Em março de 2023, a governadora se reuniu com o presidente da multinacional Iberdrola, Ignacio Gálan, “para debater a transição energética em Pernambuco”, diz um trecho da matéria do JC. A empresa espanhola controla a Neoenergia, concessionária de energia elétrica do estado de Pernambuco, e possui investimentos no arquipélago de Fernando de Noronha, por meio do programa Energia Sustentável Noronha. O discurso de Raquel Lyra também reza na mesma cartilha dos demais governadores: geração de emprego e renda, desenvolvimento sustentável e transição energética.
No Ceará, a pesquisa apontou que o então governador do estado (e atual ministro da Educação) Camilo Santana (PT) foi a fonte mais ouvida pelo jornal Diário do Nordeste. Ainda enquanto mandatário do estado, ele apareceu em 22,22% das matérias analisadas. Em 2021, ao lançar o projeto de construção de uma usina de hidrogênio verde (combustível produzido a partir da geração de energia eólica e solar) no porto de Pecém, em São Gonçalo do Amarante, o então governador classificou de “momento histórico para a economia” de seu estado.
A então governadora Izolda Cela (PDT), que sucedeu Camilo após seu afastamento do cargo para concorrer a uma vaga no Senado, manteve a política desenvolvimentista com base nas energias renováveis de seu antecessor. As palavras da mandatária expõem de maneira cristalina os objetivos dos governadores nordestinos. Em 2022, ela afirmou que “o desenvolvimento do país passa necessariamente pela redução das desigualdades regionais.
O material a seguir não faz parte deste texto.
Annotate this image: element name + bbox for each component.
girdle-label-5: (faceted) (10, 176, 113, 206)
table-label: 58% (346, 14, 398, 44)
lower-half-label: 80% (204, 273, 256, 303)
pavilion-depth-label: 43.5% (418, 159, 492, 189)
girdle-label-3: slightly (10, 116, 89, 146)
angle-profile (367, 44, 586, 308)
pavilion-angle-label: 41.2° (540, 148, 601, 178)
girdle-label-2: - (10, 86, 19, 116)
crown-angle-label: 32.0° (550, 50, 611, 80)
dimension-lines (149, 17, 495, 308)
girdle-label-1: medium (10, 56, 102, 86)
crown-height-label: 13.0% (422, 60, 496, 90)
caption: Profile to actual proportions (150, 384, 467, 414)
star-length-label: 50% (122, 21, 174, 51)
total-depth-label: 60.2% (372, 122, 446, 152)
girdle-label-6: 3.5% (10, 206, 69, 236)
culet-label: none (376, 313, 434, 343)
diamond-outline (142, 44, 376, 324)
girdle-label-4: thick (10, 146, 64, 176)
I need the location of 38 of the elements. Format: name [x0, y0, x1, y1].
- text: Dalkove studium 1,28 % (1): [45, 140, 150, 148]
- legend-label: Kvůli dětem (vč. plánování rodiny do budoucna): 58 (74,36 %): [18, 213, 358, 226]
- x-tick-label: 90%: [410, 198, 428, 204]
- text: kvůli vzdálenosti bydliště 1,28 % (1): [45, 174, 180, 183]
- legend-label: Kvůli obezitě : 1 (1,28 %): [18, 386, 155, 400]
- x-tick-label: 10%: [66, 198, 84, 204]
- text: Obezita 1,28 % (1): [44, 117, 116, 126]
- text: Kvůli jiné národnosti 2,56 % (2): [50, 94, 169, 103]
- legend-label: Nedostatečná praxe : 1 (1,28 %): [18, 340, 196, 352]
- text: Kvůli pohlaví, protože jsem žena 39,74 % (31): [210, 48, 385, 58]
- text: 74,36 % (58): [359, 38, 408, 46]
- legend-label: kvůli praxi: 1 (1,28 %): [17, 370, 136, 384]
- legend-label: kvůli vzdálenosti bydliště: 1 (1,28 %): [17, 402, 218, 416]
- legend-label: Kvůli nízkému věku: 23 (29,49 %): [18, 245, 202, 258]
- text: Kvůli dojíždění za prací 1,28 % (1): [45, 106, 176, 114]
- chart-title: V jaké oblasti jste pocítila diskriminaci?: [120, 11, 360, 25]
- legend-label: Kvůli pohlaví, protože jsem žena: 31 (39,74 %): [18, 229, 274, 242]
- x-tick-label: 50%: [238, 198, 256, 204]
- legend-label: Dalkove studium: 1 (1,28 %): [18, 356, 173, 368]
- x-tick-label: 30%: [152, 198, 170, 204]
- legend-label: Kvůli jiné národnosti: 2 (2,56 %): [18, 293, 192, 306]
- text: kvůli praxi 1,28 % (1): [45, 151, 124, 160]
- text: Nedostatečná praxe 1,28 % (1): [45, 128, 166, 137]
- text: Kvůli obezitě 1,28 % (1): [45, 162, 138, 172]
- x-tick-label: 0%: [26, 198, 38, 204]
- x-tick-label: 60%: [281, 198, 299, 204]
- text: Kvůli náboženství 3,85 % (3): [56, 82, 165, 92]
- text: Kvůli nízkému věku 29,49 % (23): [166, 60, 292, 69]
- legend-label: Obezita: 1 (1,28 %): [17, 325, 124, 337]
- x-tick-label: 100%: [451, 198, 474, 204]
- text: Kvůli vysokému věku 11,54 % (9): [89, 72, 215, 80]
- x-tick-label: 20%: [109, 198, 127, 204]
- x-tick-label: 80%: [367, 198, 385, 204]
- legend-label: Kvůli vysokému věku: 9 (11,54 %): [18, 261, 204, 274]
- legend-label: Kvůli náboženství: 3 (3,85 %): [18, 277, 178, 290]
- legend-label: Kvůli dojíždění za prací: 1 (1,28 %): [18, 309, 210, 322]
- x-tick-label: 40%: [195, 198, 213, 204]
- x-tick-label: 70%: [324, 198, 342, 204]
Por isso acreditamos que o futuro do Brasil passa pelo Nordeste e pelo Ceará com a assinatura desses memorandos que contribuem para o desenvolvimento econômico da nossa região e com o projeto de produção de uma energia limpa”.
A resistência ao desenvolvimento a qualquer custo
Tanto o governo federal como os governos estaduais compreendem a demanda internacional por energias renováveis como uma janela de oportunidade para desenvolver a região Nordeste. Em linhas gerais, a emergência da transição energética promoverá a continuação da agenda desenvolvimentista que marca a história do país.
Regidos por interesses econômicos e desenvolvimentistas, essa é uma agenda estratégica do governo brasileiro que vem subsidiando e desonerando investimentos privados no setor. Em maior ou menor escala, o Banco do Nordeste (BNB) é o grande fiador dos grandes empreendimentos verdes da região, com linhas específicas de financiamento que visam converter o Nordeste no novo polo de industrialização do país.
Acontece que o Brasil está viabilizando uma alternativa ao uso do petróleo e demais combustíveis fósseis de maneira afoita, sem levar em consideração os graves impactos sociais gerados (conflitos territoriais, ameaças à fauna e a flora, problemas de saúde).
Na contramão dessa retórica, estão aqueles diretamente impactados de forma negativa pelo projeto desenvolvimentista a partir das energias renováveis, ditas “limpas”: mulheres agricultoras do Polo da Borborema, quilombolas potiguares, pescadores cearenses, comunidades de fundo e fecho de pasto baianas, entre outros. Segmentos sociais silenciados nas páginas dos veículos analisados.
Longe de serem contrários ao progresso e à geração de emprego e renda, o grupo de comunidades afetadas pela expansão dos empreendimentos de geração de energia eólica e solar defende um outro modelo de produção energética renovável em que o lucro e o desenvolvimento não prevaleçam sobre a vida das pessoas, mas que leve em consideração os impactos acarretados e que seja dotado de salvaguardas e medidas de mitigação de efeitos socioambientais. Em suma, o grito dos impactados pelos empreendimentos verdes consiste na experiência que um outro modelo de geração de energia solar e eólica é possível.